Over the past few posts, you've seen me comment about diabetes technology -- mostly hardware and supplies -- in the context of a particular issue (hot weather or availability), but nothing really in terms of what I would like to see healthcare providers do in terms of better using existing technology, as well as what I should like to see pharmaceutical companies, software companies, and device manufacturers develop going forward. Because of the length of my wish list, I'm going to break this up into two posts.
For the purpose of these posts, "technology" includes biochemical agents (such as insulin, oral, and injectable medications) and laboratory tests as well as electromechanical and electrochemical devices (glucometers, pumps, etc.) and application software, I'm looking at both diagnostic and therapeutic uses, and I'm considering immediate and near-future timelines as well as things that might take a bit longer to develop.
Now
The first thing I'd like to see is more specific use of existing diagnostic tests: oral glucose tolerance tests, serum insulin tests, c-peptide tests, and GAD antibody tests. While fasting glucose and HbA1c tests are good first-level tests, there are enough variations under the general "type 1", and especially "type 2" umbrellas, an oral glucose tolerance test would give healthcare providers a first-level idea of whether, and to what degree, to advise a newly-diagnosed diabetic to restrict carbohydrates (beyond overall calorie restriction, if the patient is overweight or obese). While c-peptide and GADA tests may not indicate diabetes early in the progression of someone with either type 2 diabetes or LADA, a high serum-insulin level at the point of diagnosis would indicate insulin resistance. The possible combinations of high fasting glucose, glucose tolerance, and insulin resistance -- each addressed by a different class of oral diabetes medication -- would allow for a more specific initial therapy, with a better chance of bringing glucose levels and HbA1c back to normal (or therapeutic) levels as efficiently as possible, limiting or arresting potential complications. On the other hand, an "abnormal" c-peptide test or GADA test will indicate that a different type of diabetes management may be required.

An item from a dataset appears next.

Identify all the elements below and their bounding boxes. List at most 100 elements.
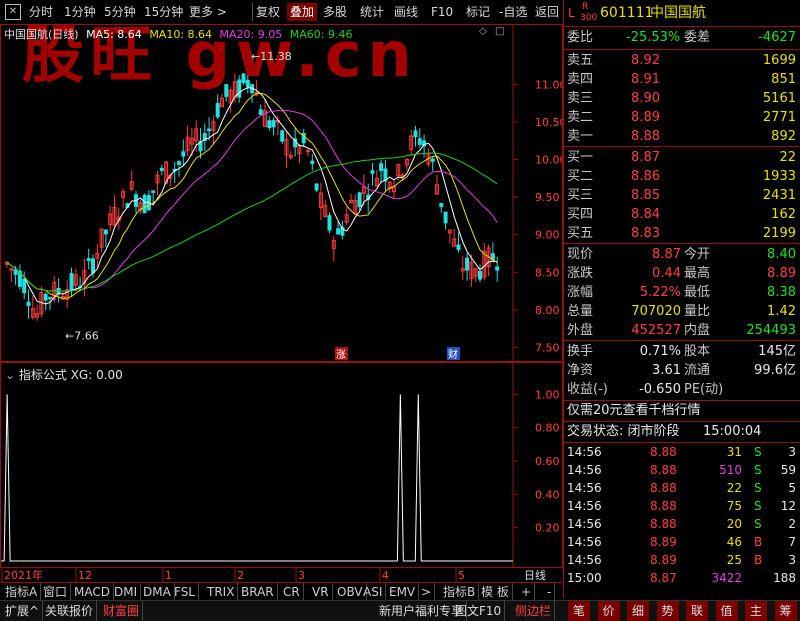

I might want to see each of those tests run when someone (usually an adult) who does not have the typical symptoms (hunger, thirst, frequent urination, unexplained weight loss, etc.) is initially diagnosed, and again if and when an initially-successful therapy starts to fail. (This is particularly important for diagnosing LADA before years of frustration and potential complications enter the picture.)

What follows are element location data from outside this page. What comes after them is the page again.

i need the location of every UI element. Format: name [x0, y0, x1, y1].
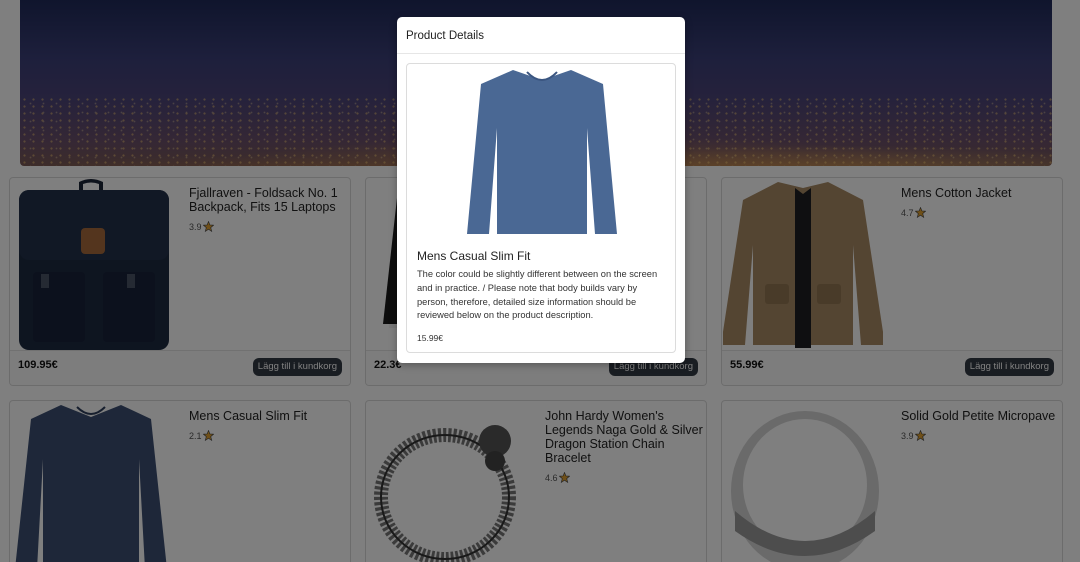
- modal-product-description: The color could be slightly different be…: [417, 269, 658, 321]
- modal-product-price: 15.99€: [417, 333, 443, 343]
- modal-product-card: Mens Casual Slim Fit The color could be …: [406, 63, 676, 353]
- modal-header: Product Details: [397, 17, 685, 54]
- modal-title: Product Details: [406, 30, 484, 42]
- modal-product-title: Mens Casual Slim Fit: [417, 249, 531, 263]
- product-details-modal: Product Details Mens Casual Slim Fit The…: [397, 17, 685, 363]
- slim-fit-shirt-image: [457, 64, 627, 242]
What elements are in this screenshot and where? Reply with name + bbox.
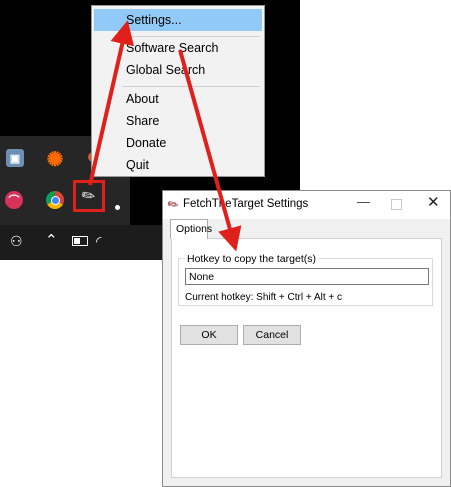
arrow-to-settings bbox=[88, 20, 135, 186]
arrow-to-dialog bbox=[178, 49, 242, 252]
tab-options[interactable]: Options bbox=[170, 219, 212, 239]
annotation-arrows bbox=[88, 20, 242, 252]
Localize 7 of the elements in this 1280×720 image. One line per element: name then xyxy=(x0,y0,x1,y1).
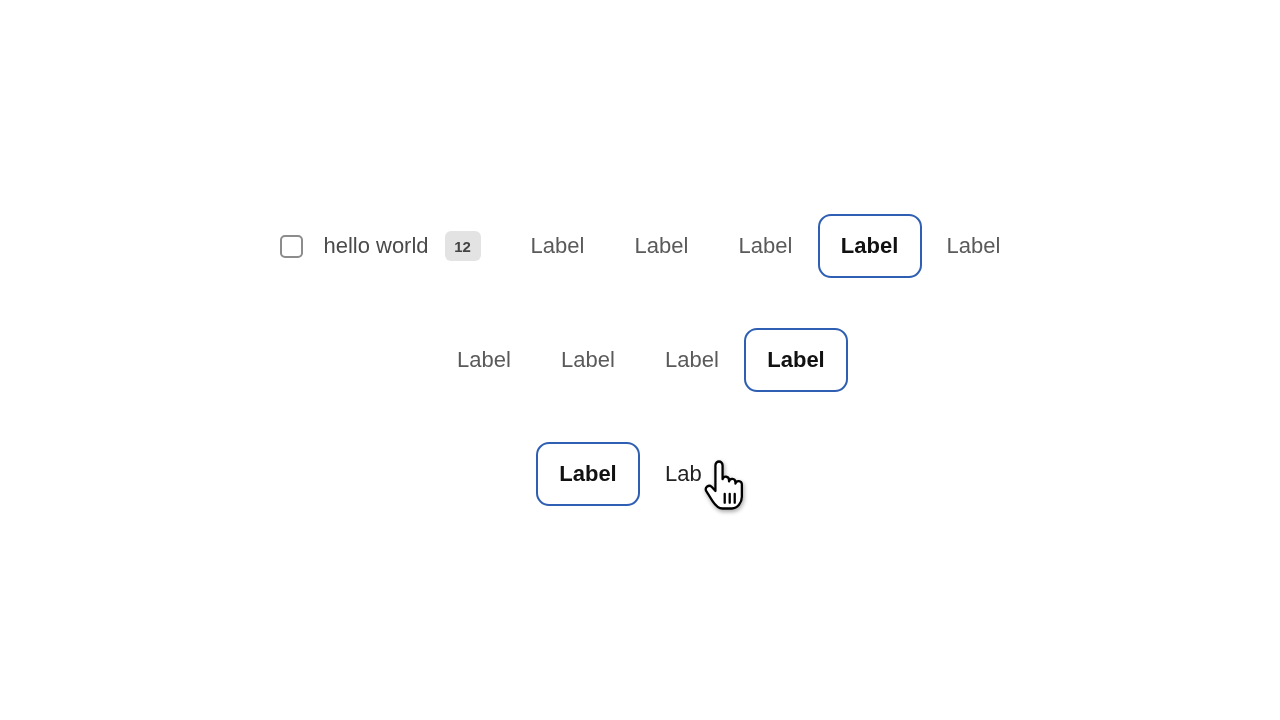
option-tab[interactable]: Label xyxy=(744,328,848,392)
checkbox-label: hello world xyxy=(323,233,429,259)
option-tab[interactable]: Label xyxy=(817,214,922,278)
checkbox[interactable] xyxy=(280,234,304,258)
hand-pointer-icon xyxy=(704,460,744,510)
count-badge: 12 xyxy=(444,231,481,261)
option-tab[interactable]: Label xyxy=(536,442,640,506)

The second thing I'd like to see is the diagnostic use of CGMs for both type 1 and type 2 therapy planning and analysis. While CGM technology is still in its "version 1.x"-ness, its trending information, in conjunction with a log, could help determine the best times for an individual patient to take a diabetes medication, or the best food strategies for getting the nutrition he needs with the best possible pre- and postprandial blood glucose profiles. This sort of "one time" or "as needed" diagnostic therapy, where full-time CGM use is not obviously necessary or is cost-prohibitive for the patient, could be accomplished with loaners from the doctor's office, lab, or manufacturer. Increasing the pervasiveness of CGM use should, through dint of increased volume, lower both access cost and consumables costs for those people for whom a full-time CGM is medically advisable or necessary.
The third thing I'd like to see is glucometer manufacturers either using a standard USB cable or including their proprietary data cables and software with every glucometer that is sold. This will make it easy for patients to see and manage our blood glucose logs, save them and send them to our healthcare providers, and/or upload them to our personal health records. Again, this is something that can be done today, without any additional research or FDA approval required.

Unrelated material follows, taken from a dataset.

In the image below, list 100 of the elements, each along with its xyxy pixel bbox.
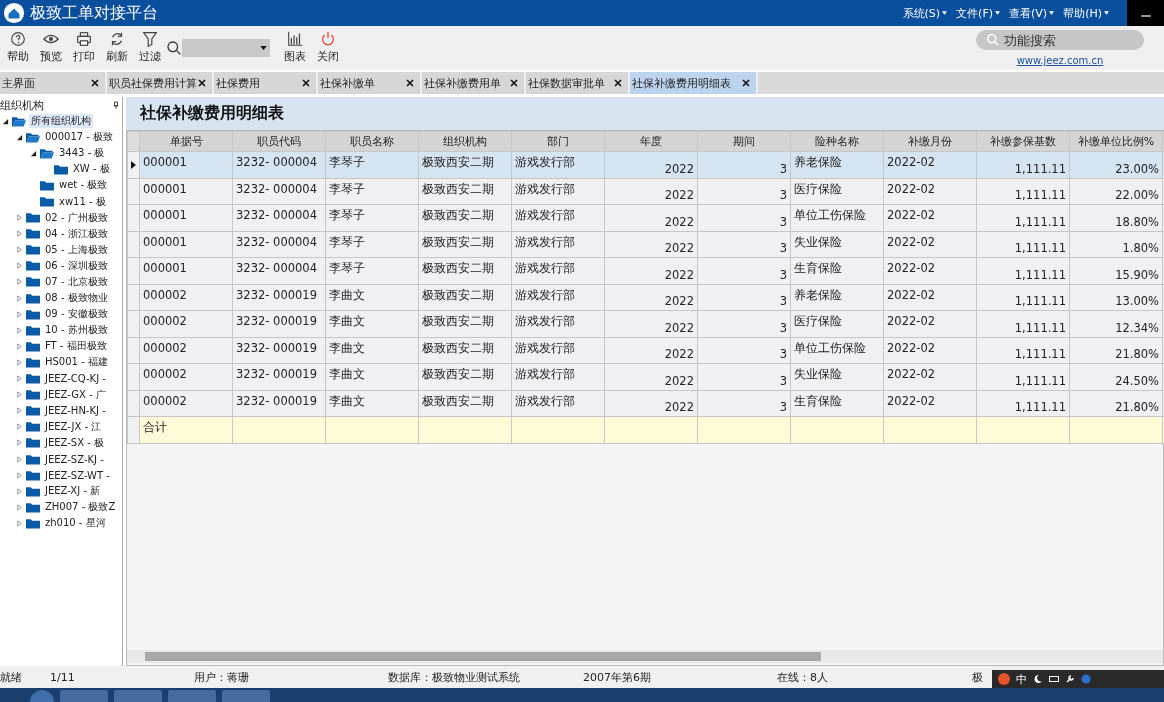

Finally, I'd like to see gene and/or antibody analysis for celiac done at the point of type 1 diagnosis. The sooner we can get people with the dual diagnoses of autoimmune diabetes and celiac on appropriate diets, the less damage that will be done to their systems and the better they will feel. The question I have about that is how specific those tests will be in the absence of physical symptoms of celiac.
Short-Term Future
While the FDA is still soliciting comments for advice concerning mobile health applications and devices, one thing I'm missing in most of the logging programs I've examined is the ability to see an analysis of multiple data streams stacked so that one can easily analyze the effects of food on blood glucose and blood pressure, the effects of hyper- and hypoglycemia on blood pressure, and the effects of anything and everything else one would care to measure on, well, everything one is measuring and logging.
I'd also like to see data standardization, allowing any person, patient, or healthcare provider to download the readings from any measurement device into the same standard raw data record, from which it can be imported into a personal health record or electronic health record that will provide context and analysis to those readings. And while I'm at it, I'd like to see platform-independent management software, so those of us who need or prefer Macintosh computers or alternative operating systems (such as Linux, Chrome, or smartphone operating systems) can take advantage of the connectivity.
Tomorrow, I'll post my wish list for the longer-term future and summarize the two posts.